Hamilton stretched his championship lead to 30 points over Vettel (AFP/Getty)

Hamilton’s face always lights up at such moments, like a warrior savouring every battle. He carries that message, ‘Still I Rise’, a reference to Maya Angelou’s famous poem, on his helmet, and it’s part of an amazing racer’s ability to regenerate himself, to turn negativity to his own advantage and make it into a motivating positive. But on Sunday he said that had its roots in his tough racing in F1 than any hard times he may have known as a boy.

“I think it’s more to do with the time here and the difficulties I’ve had in F1, and the decisions and directions I’ve chosen to go physically and mentally,” he said. “You’ll never know how hard it is to prepare or to be in the mindset I have right now, to be consistent, to not make mistakes, to continuously deliver. It takes everything, and more. I don’t just arrive with it, I have to work for it every single day. Especially with the season being so long, it’s not easy to stay in that same mental state.

The pair collided on the first lap of the Italian Grand Prix (AFP/Getty)

“You’re holding on to something that you don’t even know where it is. It’s like magic in you. It’s difficult to explain. There are races before this where you feel more comfortable and there are races where you feel less at ease. This race I definitely felt less at ease, I had two Ferraris ahead of me, so how do I get past them, how do I not lose seven points today or more? That pressure’s high.”

There are seven more occasions for which he must build that mindset if he is to take a fifth crown, and he knows that arch-rival Vettel will be feeling exactly the same thing as they head to Singapore. Hamilton won there last year, but traditionally it’s a Mercedes bogey track and his success owed much to another mistake that Vettel made when he took out his own team-mate and fast rival Max Verstappen at the start.
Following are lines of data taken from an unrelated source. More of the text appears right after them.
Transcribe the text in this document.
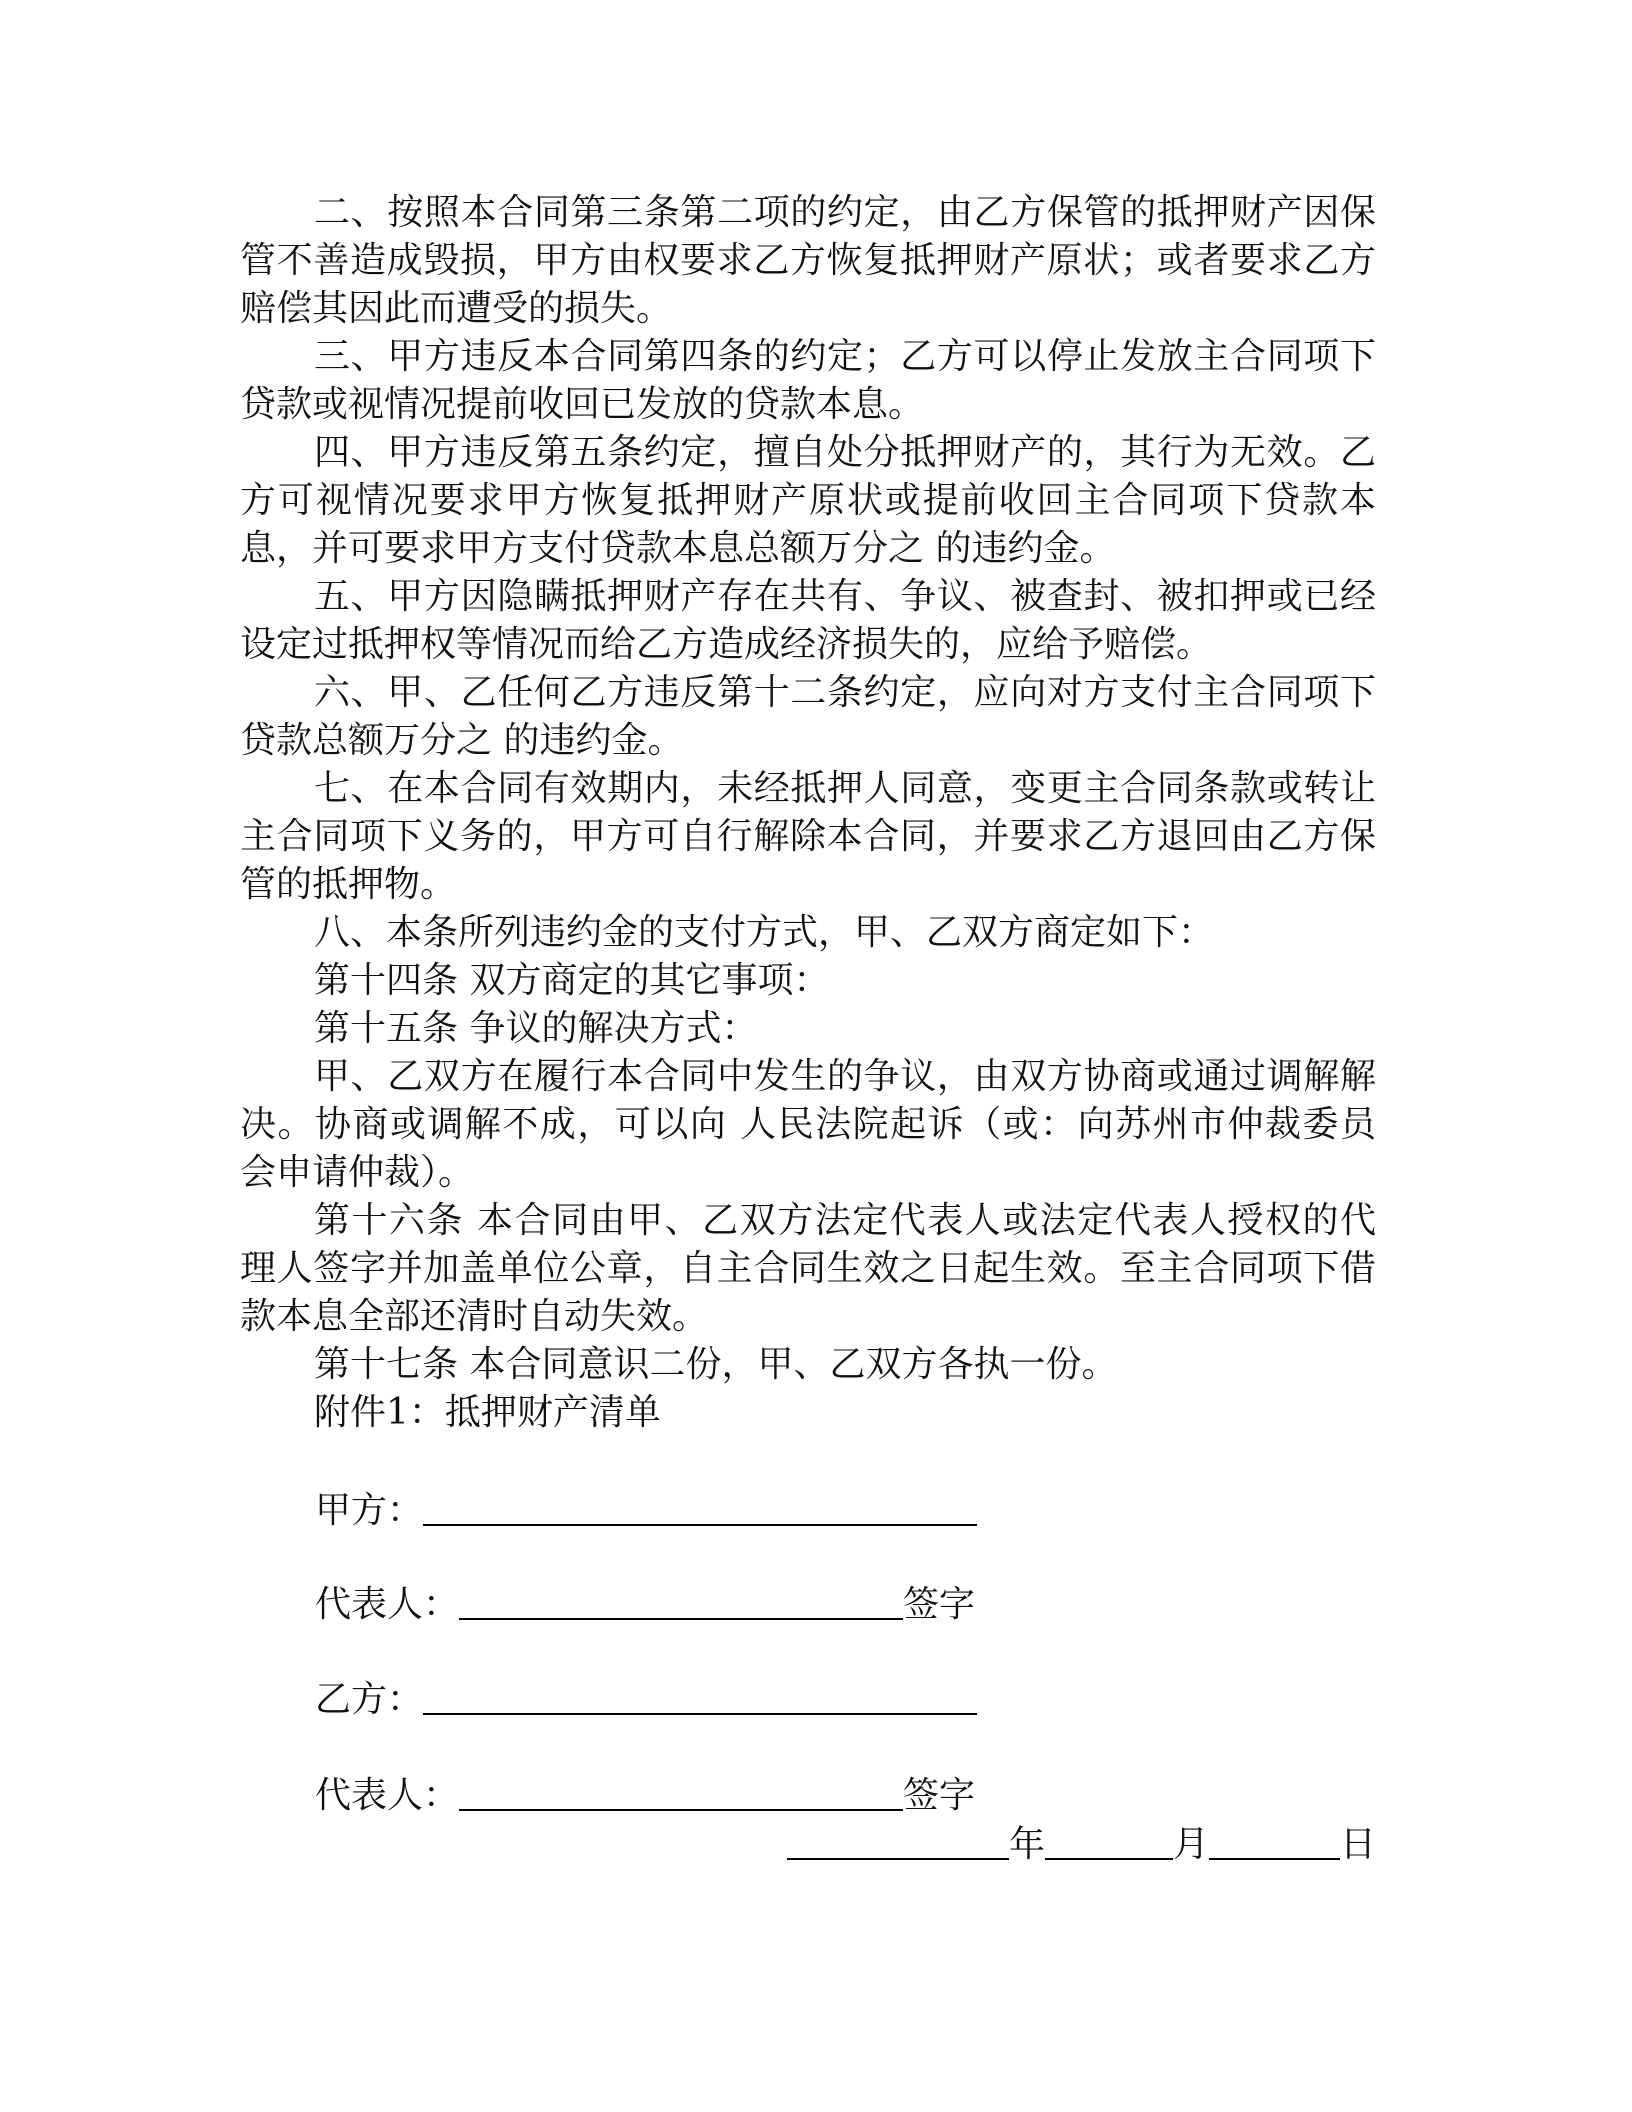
二、按照本合同第三条第二项的约定，由乙方保管的抵押财产因保
管不善造成毁损，甲方由权要求乙方恢复抵押财产原状；或者要求乙方
赔偿其因此而遭受的损失。
三、甲方违反本合同第四条的约定；乙方可以停止发放主合同项下
贷款或视情况提前收回已发放的贷款本息。
四、甲方违反第五条约定，擅自处分抵押财产的，其行为无效。乙
方可视情况要求甲方恢复抵押财产原状或提前收回主合同项下贷款本
息，并可要求甲方支付贷款本息总额万分之 的违约金。
五、甲方因隐瞒抵押财产存在共有、争议、被查封、被扣押或已经
设定过抵押权等情况而给乙方造成经济损失的，应给予赔偿。
六、甲、乙任何乙方违反第十二条约定，应向对方支付主合同项下
贷款总额万分之 的违约金。
七、在本合同有效期内，未经抵押人同意，变更主合同条款或转让
主合同项下义务的，甲方可自行解除本合同，并要求乙方退回由乙方保
管的抵押物。
八、本条所列违约金的支付方式，甲、乙双方商定如下：
第十四条 双方商定的其它事项：
第十五条 争议的解决方式：
甲、乙双方在履行本合同中发生的争议，由双方协商或通过调解解
决。协商或调解不成，可以向 人民法院起诉（或：向苏州市仲裁委员
会申请仲裁）。
第十六条 本合同由甲、乙双方法定代表人或法定代表人授权的代
理人签字并加盖单位公章，自主合同生效之日起生效。至主合同项下借
款本息全部还清时自动失效。
第十七条 本合同意识二份，甲、乙双方各执一份。
附件1：抵押财产清单
甲方：
代表人：	签字
乙方：
代表人：	签字
年	月	日
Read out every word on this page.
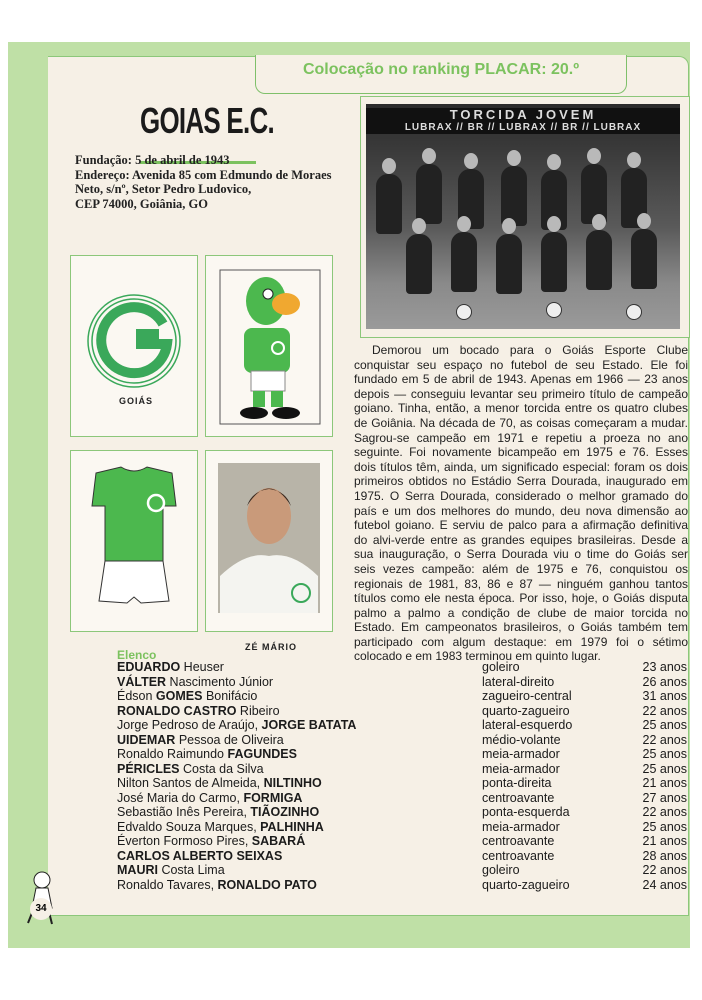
Colocação no ranking PLACAR: 20.º
GOIAS E.C.
Fundação: 5 de abril de 1943
Endereço: Avenida 85 com Edmundo de Moraes
Neto, s/nº, Setor Pedro Ludovico,
CEP 74000, Goiânia, GO
TORCIDA JOVEM
LUBRAX // BR // LUBRAX // BR // LUBRAX
GOIÁS
ZÉ MÁRIO
Demorou um bocado para o Goiás Esporte Clube conquistar seu espaço no futebol de seu Estado. Ele foi fundado em 5 de abril de 1943. Apenas em 1966 — 23 anos depois — conseguiu levantar seu primeiro título de campeão goiano. Tinha, então, a menor torcida entre os quatro clubes de Goiânia. Na década de 70, as coisas começaram a mudar. Sagrou-se campeão em 1971 e repetiu a proeza no ano seguinte. Foi novamente bicampeão em 1975 e 76. Esses dois títulos têm, ainda, um significado especial: foram os dois primeiros obtidos no Estádio Serra Dourada, inaugurado em 1975. O Serra Dourada, considerado o melhor gramado do país e um dos melhores do mundo, deu nova dimensão ao futebol goiano. E serviu de palco para a afirmação definitiva do alvi-verde entre as grandes equipes brasileiras. Desde a sua inauguração, o Serra Dourada viu o time do Goiás ser seis vezes campeão: além de 1975 e 76, conquistou os regionais de 1981, 83, 86 e 87 — ninguém ganhou tantos títulos como ele nesta época. Por isso, hoje, o Goiás disputa palmo a palmo a condição de clube de maior torcida no Estado. Em campeonatos brasileiros, o Goiás também tem participado com algum destaque: em 1979 foi o sétimo colocado e em 1983 terminou em quinto lugar.
Elenco
EDUARDO Heuser	goleiro	23 anos
VÁLTER Nascimento Júnior	lateral-direito	26 anos
Édson GOMES Bonifácio	zagueiro-central	31 anos
RONALDO CASTRO Ribeiro	quarto-zagueiro	22 anos
Jorge Pedroso de Araújo, JORGE BATATA	lateral-esquerdo	25 anos
UIDEMAR Pessoa de Oliveira	médio-volante	22 anos
Ronaldo Raimundo FAGUNDES	meia-armador	25 anos
PÉRICLES Costa da Silva	meia-armador	25 anos
Nilton Santos de Almeida, NILTINHO	ponta-direita	21 anos
José Maria do Carmo, FORMIGA	centroavante	27 anos
Sebastião Inês Pereira, TIÃOZINHO	ponta-esquerda	22 anos
Edvaldo Souza Marques, PALHINHA	meia-armador	25 anos
Éverton Formoso Pires, SABARÁ	centroavante	21 anos
CARLOS ALBERTO SEIXAS	centroavante	28 anos
MAURI Costa Lima	goleiro	22 anos
Ronaldo Tavares, RONALDO PATO	quarto-zagueiro	24 anos
34
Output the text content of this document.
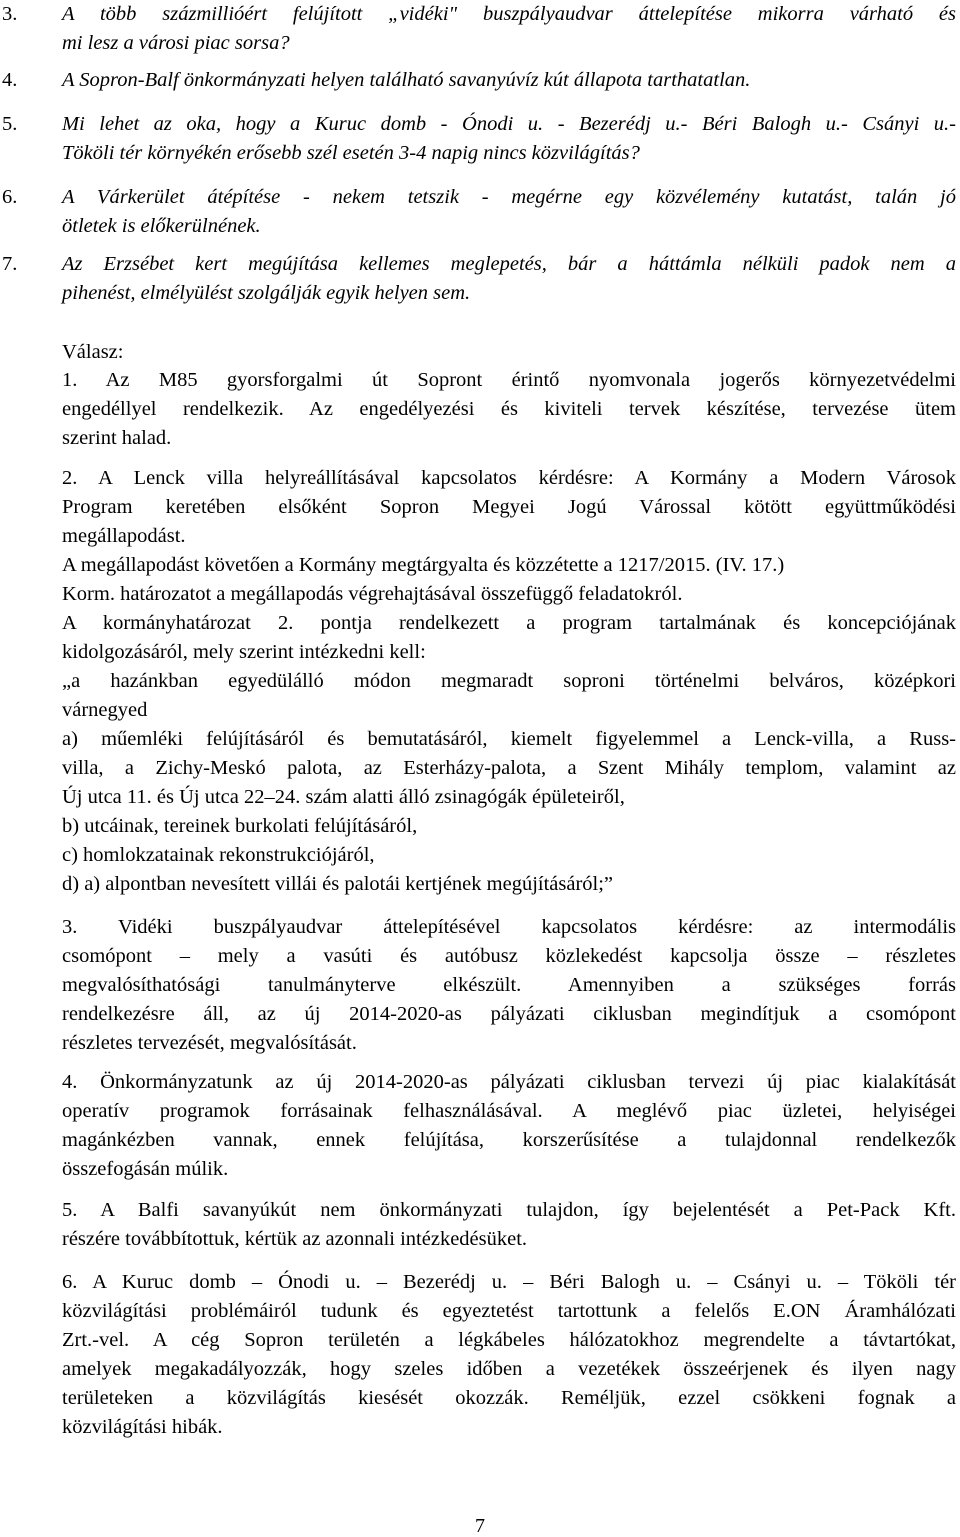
3. A több százmillióért felújított „vidéki" buszpályaudvar áttelepítése mikorra várható és
mi lesz a városi piac sorsa?
4. A Sopron-Balf önkormányzati helyen található savanyúvíz kút állapota tarthatatlan.
5. Mi lehet az oka, hogy a Kuruc domb - Ónodi u. - Bezerédj u.- Béri Balogh u.- Csányi u.-
Tököli tér környékén erősebb szél esetén 3-4 napig nincs közvilágítás?
6. A Várkerület átépítése - nekem tetszik - megérne egy közvélemény kutatást, talán jó
ötletek is előkerülnének.
7. Az Erzsébet kert megújítása kellemes meglepetés, bár a háttámla nélküli padok nem a
pihenést, elmélyülést szolgálják egyik helyen sem.
Válasz:
1. Az M85 gyorsforgalmi út Sopront érintő nyomvonala jogerős környezetvédelmi
engedéllyel rendelkezik. Az engedélyezési és kiviteli tervek készítése, tervezése ütem
szerint halad.
2. A Lenck villa helyreállításával kapcsolatos kérdésre: A Kormány a Modern Városok
Program keretében elsőként Sopron Megyei Jogú Várossal kötött együttműködési
megállapodást.
A megállapodást követően a Kormány megtárgyalta és közzétette a 1217/2015. (IV. 17.)
Korm. határozatot a megállapodás végrehajtásával összefüggő feladatokról.
A kormányhatározat 2. pontja rendelkezett a program tartalmának és koncepciójának
kidolgozásáról, mely szerint intézkedni kell:
„a hazánkban egyedülálló módon megmaradt soproni történelmi belváros, középkori
várnegyed
a) műemléki felújításáról és bemutatásáról, kiemelt figyelemmel a Lenck-villa, a Russ-
villa, a Zichy-Meskó palota, az Esterházy-palota, a Szent Mihály templom, valamint az
Új utca 11. és Új utca 22–24. szám alatti álló zsinagógák épületeiről,
b) utcáinak, tereinek burkolati felújításáról,
c) homlokzatainak rekonstrukciójáról,
d) a) alpontban nevesített villái és palotái kertjének megújításáról;”
3. Vidéki buszpályaudvar áttelepítésével kapcsolatos kérdésre: az intermodális
csomópont – mely a vasúti és autóbusz közlekedést kapcsolja össze – részletes
megvalósíthatósági tanulmányterve elkészült. Amennyiben a szükséges forrás
rendelkezésre áll, az új 2014-2020-as pályázati ciklusban megindítjuk a csomópont
részletes tervezését, megvalósítását.
4. Önkormányzatunk az új 2014-2020-as pályázati ciklusban tervezi új piac kialakítását
operatív programok forrásainak felhasználásával. A meglévő piac üzletei, helyiségei
magánkézben vannak, ennek felújítása, korszerűsítése a tulajdonnal rendelkezők
összefogásán múlik.
5. A Balfi savanyúkút nem önkormányzati tulajdon, így bejelentését a Pet-Pack Kft.
részére továbbítottuk, kértük az azonnali intézkedésüket.
6. A Kuruc domb – Ónodi u. – Bezerédj u. – Béri Balogh u. – Csányi u. – Tököli tér
közvilágítási problémáiról tudunk és egyeztetést tartottunk a felelős E.ON Áramhálózati
Zrt.-vel. A cég Sopron területén a légkábeles hálózatokhoz megrendelte a távtartókat,
amelyek megakadályozzák, hogy szeles időben a vezetékek összeérjenek és ilyen nagy
területeken a közvilágítás kiesését okozzák. Reméljük, ezzel csökkeni fognak a
közvilágítási hibák.
7
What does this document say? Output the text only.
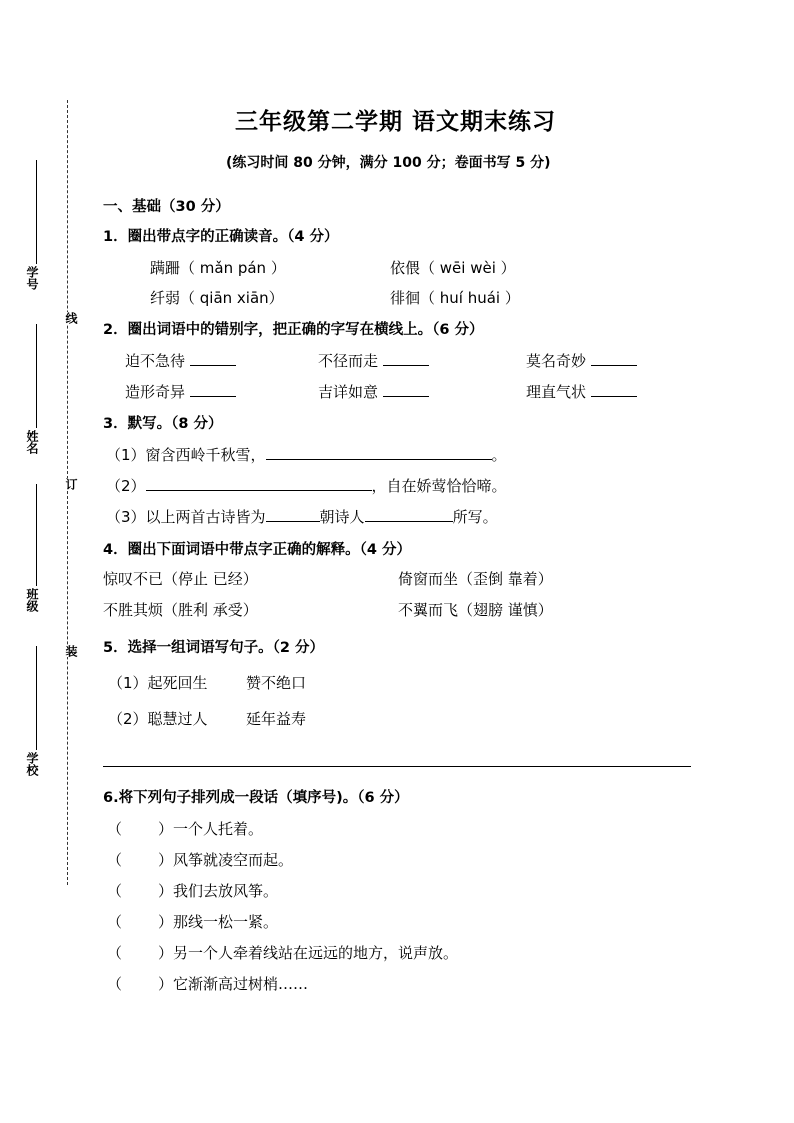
学号
姓名
班级
学校
线
订
装
三年级第二学期 语文期末练习
(练习时间 80 分钟，满分 100 分；卷面书写 5 分)
一、基础（30 分）
1．圈出带点字的正确读音。（4 分）
蹒跚（ mǎn pán ）	依偎（ wēi wèi ）
纤弱（ qiān xiān）	徘徊（ huí huái ）
2．圈出词语中的错别字，把正确的字写在横线上。（6 分）
迫不急待	不径而走	莫名奇妙
造形奇异	吉详如意	理直气状
3．默写。（8 分）
（1）窗含西岭千秋雪，	。
（2）	，自在娇莺恰恰啼。
（3）以上两首古诗皆为	朝诗人	所写。
4．圈出下面词语中带点字正确的解释。（4 分）
惊叹不已（停止 已经）	倚窗而坐（歪倒 靠着）
不胜其烦（胜利 承受）	不翼而飞（翅膀 谨慎）
5．选择一组词语写句子。（2 分）
（1）起死回生	赞不绝口
（2）聪慧过人	延年益寿
6.将下列句子排列成一段话（填序号)。（6 分）
（ ）一个人托着。
（ ）风筝就凌空而起。
（ ）我们去放风筝。
（ ）那线一松一紧。
（ ）另一个人牵着线站在远远的地方，说声放。
（ ）它渐渐高过树梢……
“The heat is there, the intensity is there,” he acknowledged. “It’s unavoidable for me and him. It’s very difficult for people watching who are not in it to feel what we feel. The pressure is... I don’t even know what word to use for it. It’s at its highest I can ever remember. That’s the pressure you put on yourself because you want to succeed, it’s the pressure of your desires and fears, and of all the people who are depending on you, which is a lot of people.

Hamilton took plenty of pleasure from Sunday's victory (Getty)

“It’s been an incredible day. I’m going to be smiling all day tomorrow.”

Who will be smiling the most seven races hence, nobody knows, and that’s why F1’s 2018 season is without question the greatest in years.